Il est clair que le fédéralisme allemand joue ici un rôle considérable puisque les questions de droit scolaire et de la fonction publique sont du ressort des Länder. Ceux-ci ont des traditions différentes pouvant par conséquent donner lieu à des interprétations très variées d’un même phénomène ; sans parler des différentes sensibilités politiques au pouvoir. Ceci peut paraître surprenant dans un pays où la société sécularisée ne se sent normalement pas menacée par les symboles religieux en tant que tels. En l’absence d’une loi comparable à la loi française de 1905, l’Allemagne semble avoir plus de difficultés à interdire le port de certains signes religieux alors qu’elle en tolère d’autres. La séparation entre l’Etat et les cultes est en effet souvent qualifiée de « boîteuse » (hinkende Trennung) en raison des diverses références à Dieu ou aux valeurs chrétiennes dans la Loi fondamentale ou dans les constitutions des Länder.

Le déficit de neutralité de l’Etat allemand donne en effet lieu à de véritables numéros d’équilibre dans la recherche des limites à imposer au principe de sécularité, notamment dans le cas de l’islam. Des voix s’élèvent pour demander la réalisation d’une « sécularité de l’Etat de droit ».[35] Pour Bielefeldt, seule la sécularité de l’Etat de droit est à même d’organiser le pluralisme religieux et philosophique sur la base des droits de l’homme et de la liberté de religion. Un Etat démocratique se doit d’être neutre et d’adhérer au principe de « non-identification respectueuse » (respektvolle Nichtidentifikation) avec les courants religieux ou philosophiques. Il ne s’agirait pas pour autant pour l’Etat allemand d’être entièrement neutre du point de vue des valeurs, car la neutralité de l’Etat de droit en matière religieuse et philosophique serait au contraire l’expression d’un engagement éthique et juridique seuls garants de la liberté de religion.[36]
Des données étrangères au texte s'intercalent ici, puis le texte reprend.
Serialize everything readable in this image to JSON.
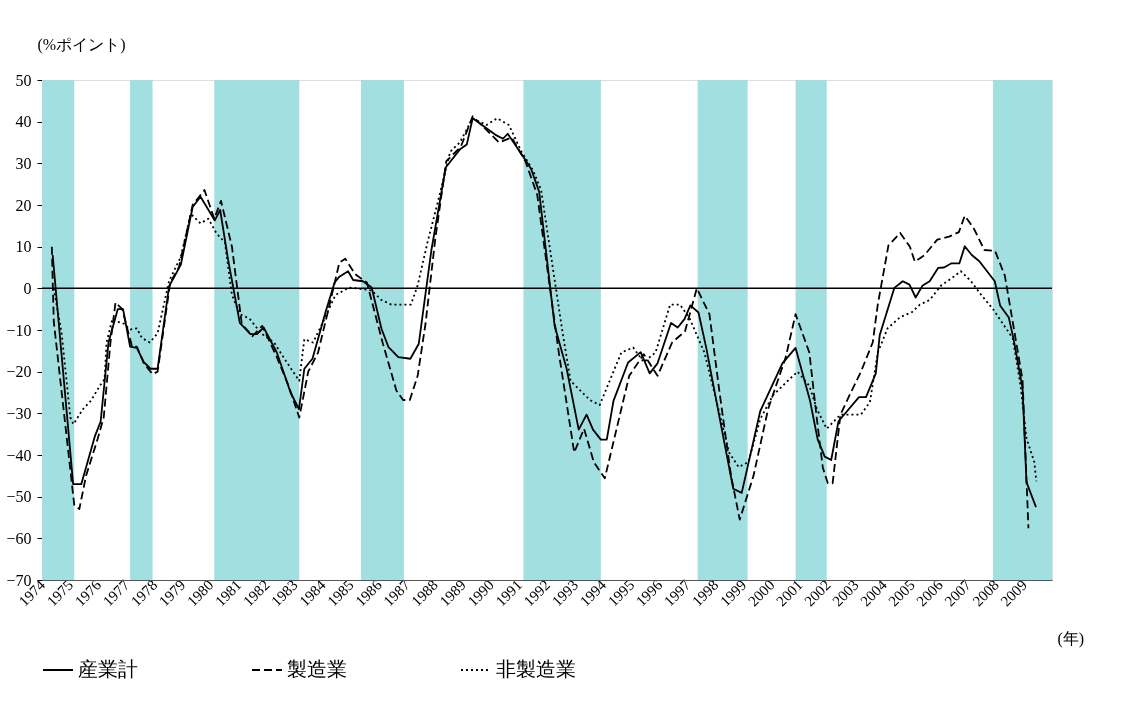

En France, la loi du 9 décembre 1905 entérine le droit positif de religion[37] proclamé à la Révolution, mais instaure la séparation des Eglises et de l’Etat. Avec cette loi, « la France a érigé la laïcité au rang de valeur fondatrice »[38], mais comme le rappelle le rapport de la Commission Stasi, la laïcité ne saurait se réduire à la neutralité de l’Etat[39], une neutralité qui a souvent été synonyme d’indifférence dans le passé. Comme le souligne Alain Boyer[40], bien que la loi de 1905 ait quelque peu privatisé la religion, elle ne l’a pas pour autant exclue de la sphère publique. Il y aurait donc un malentendu français sur ce qu’est la laïcité : «Pour nous le mot séparation revient à ne pas se parler […], la séparation, ce n’est pas ce qui interdit de se parler, c’est ce qui oblige à se parler sur d’autres bases … Lorsqu’on relit les débats de l’époque, le mot séparation avait un sens très précis pour les législateurs : c’était la suppression du budget des cultes. Cela ne va pas très loin… ».[41]

En France, les affaires de foulard ne pouvaient donc créer une telle polémique que parce qu’elles émanaient justement d’usagers du service public jouissant pleinement de leur liberté de religion. On pouvait voir en elles une remise en question du modèle français qui fait de l’école un sanctuaire où personne, c’est-à-dire ni l’Etat, ni ses serviteurs, ni ses usagers, ne peut afficher ses convictions. C’est cette même spécificité qui représente pour d’autres la faiblesse du modèle français.[42] Le ministre de l’Intérieur et des Cultes Nicolas Sarkozy plaide aujourd’hui pour une vision apaisée des rapports entre la politique et la religion. Interrogé sur son implication dans l’organisation d’un islam de France, le ministre répondait que « croire que l’Etat peut rester totalement indifférent au fait religieux est constamment contredit par la réalité des faits.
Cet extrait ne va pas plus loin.